Jetzt kommt doch raus aus dem Geniesel, Jungs, und da geht auch schon die Fahrertür auf, und der Innenraum ist mit einemmal voller Makro. In abenteuerlichen Verrenkungen faltet er sich über den Sitz nach hinten, bis er mit einem erleichterten Seufzer zusammensackt, die Kauerhaltung einnimmt, in der er schon die ersten zwei Stunden der Fahrt verbracht hat. Kein kleines Kunststück im Kadett, auch wenn Makro nicht eins neunzig groß wäre. Der Vordersitz rumst ihm gegen die Knie: «Au! Paß doch auf!» Obwohl er der Größte von uns ist, darf er nicht vorn sitzen, denn abgesehen davon, daß Tommy ohnehin keinen anderen ans Steuer lassen würde, ist Makros Lappen beschnitten: Führerschein 1b, damit darf er höchstens Traktor fahren. Und die Traktoren sind angesichts von sechshundert Kilometern doch lieber in den Scheunen geblieben, wobei ich mir den Effekt schön vorstelle, wir im Konvoi dahinschaukelnd Richtung Osten, und langsamer als jetzt wären wir auch nicht gewesen.

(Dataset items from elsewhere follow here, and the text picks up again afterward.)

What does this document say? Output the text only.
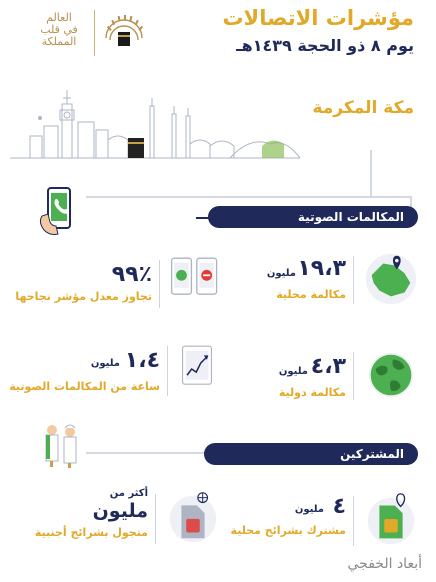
مؤشرات الاتصالات
يوم ٨ ذو الحجة ١٤٣٩هـ
العالم
في قلب
المملكة
مكة المكرمة
المكالمات الصوتية
١٩،٣
مليون
مكالمة محلية
٪٩٩
تجاوز معدل مؤشر نجاحها
٤،٣
مليون
مكالمة دولية
١،٤
مليون
ساعة من المكالمات الصوتية
المشتركين
٤
مليون
مشترك بشرائح محلية
أكثر من
مليون
متجول بشرائح أجنبية
أبعاد الخفجي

«Geruhen der Chauffeur weiterzufahren?» Stepan hat sich vor mir so heftig ins Polster fallen lassen, daß seine Lehne bis zu meinen Beinen durchfedert, und das will einiges heißen, denn er ist nicht dick, und ich bin nicht groß. So gesehen ist es ein Glück, daß Tommy bei der Abfahrt resolut hinter sich gewiesen hatte, als Makro vorne neben ihm einsteigen wollte. Einerseits verständlich, wo sie doch gestern nach einem halben Jahr zum erstenmal überhaupt wieder ein Wort miteinander gewechselt haben, andererseits schon erstaunlich, daß Makro der Platz neben mir zugeteilt worden ist. Für einen Augenblick hatte ich erwartet, daß Tommy nun mich nach vorne beordert hätte, denn mit Stepan ist ja auch noch längst nicht alles wieder so, wie es einmal war, und wollte Tommy das Wagnis wirklich eingehen, ausgerechnet mich an Makros Seite zu lassen? Aber der duckt sich gehorsam möglichst weit weg von mir in die Ecke, macht sich klein. Der Hauptmann vorne dürfte es mit Freude gesehen haben.

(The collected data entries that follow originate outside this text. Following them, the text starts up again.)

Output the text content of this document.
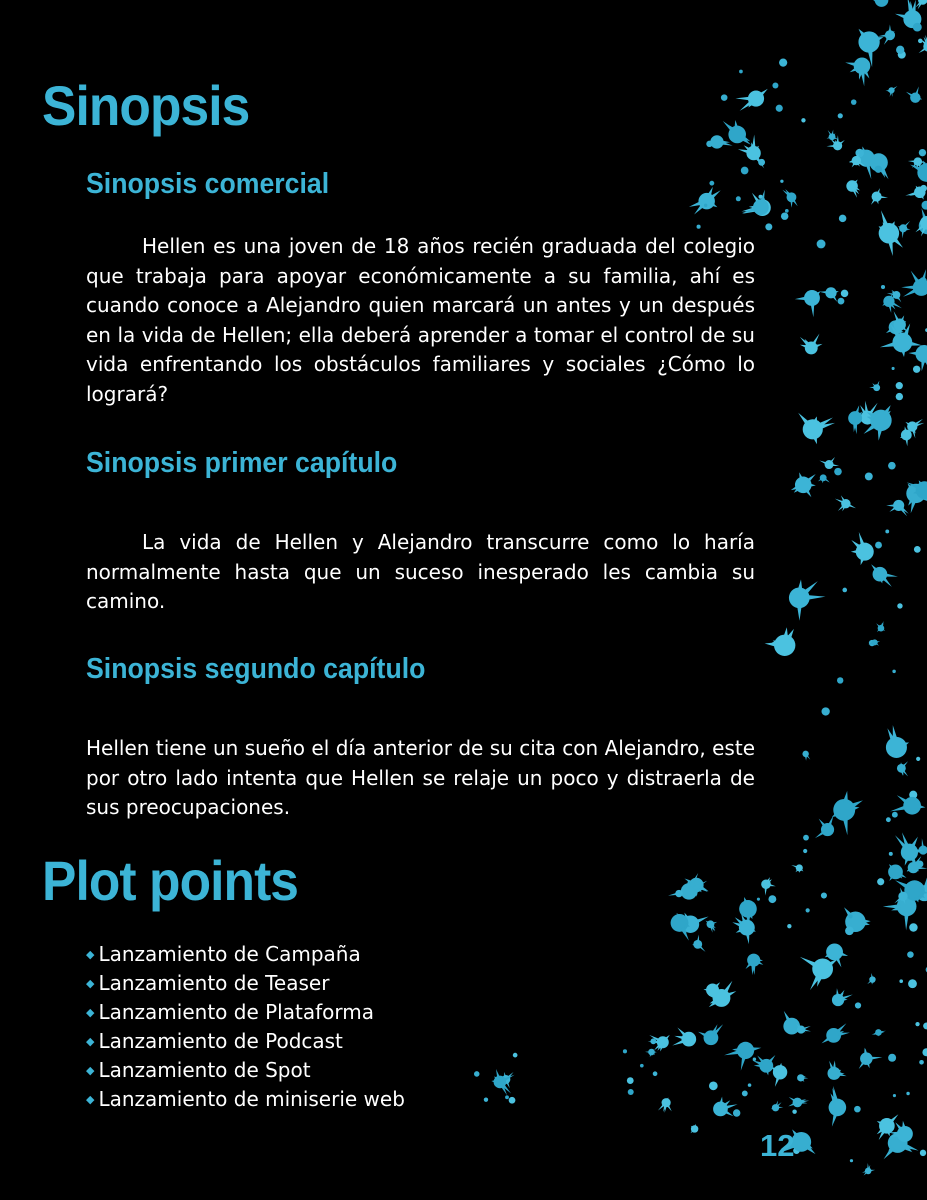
Sinopsis
Sinopsis comercial

Hellen es una joven de 18 años recién graduada del colegio que trabaja para apoyar económicamente a su familia, ahí es cuando conoce a Alejandro quien marcará un antes y un después en la vida de Hellen; ella deberá aprender a tomar el control de su vida enfrentando los obstáculos familiares y sociales ¿Cómo lo logrará?

Sinopsis primer capítulo

La vida de Hellen y Alejandro transcurre como lo haría normalmente hasta que un suceso inesperado les cambia su camino.

Sinopsis segundo capítulo

Hellen tiene un sueño el día anterior de su cita con Alejandro, este por otro lado intenta que Hellen se relaje un poco y distraerla de sus preocupaciones.

Plot points
◆ Lanzamiento de Campaña
◆ Lanzamiento de Teaser
◆ Lanzamiento de Plataforma
◆ Lanzamiento de Podcast
◆ Lanzamiento de Spot
◆ Lanzamiento de miniserie web
12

«Nerv nicht, ich wart den Verkehrsfunk ab.» Spricht’s und dreht Anschaltknopf und Frequenzregler gleichzeitig so weit auf, daß ein Wellensalat aus den Lautsprechern dröhnt, dabei ist es erst kurz vor halb, und wir hatten doch vorhin den Sender ganz klar drin, als wir ausrollten vom Schnellweg. «Mann, mach das Ding leiser!» Stepan greift rüber, aber Tommy fängt seine Linke ab: «Finger weg! An Bord bestimmt nur einer.» «Und das bist du, ja? Hast du das vom Bund mitgebracht, dieses Demokratieverständnis?» «Nicht nur das. Ich kann dir auch zeigen, wie Nahkampf aussieht, wenn du dich traust.» Sie sind beim Thema. Nach mehr als zwei Jahren immer noch, und mir wird klar, daß wir hier gerade die undankbarste Konstellation im Universum erleben: allein auf einer riesigen Asphaltfläche, während ein paar hundert Meter weiter die hupende Blechlawine zum Gletscher gestaut ist, bei grauer Dezemberkälte in einem Wagen, der ohne laufenden Motor schneller auskühlt als eine Aluminiumfolie, auf dem Weg zu dem Ort, wo es heute rocken soll, wie Tommy sich auszudrücken beliebte, als er uns zusammengetrieben hat. Drei früher einmal befreundete Feinde, die noch einmal auf beste Kumpels machen wollen, und ich.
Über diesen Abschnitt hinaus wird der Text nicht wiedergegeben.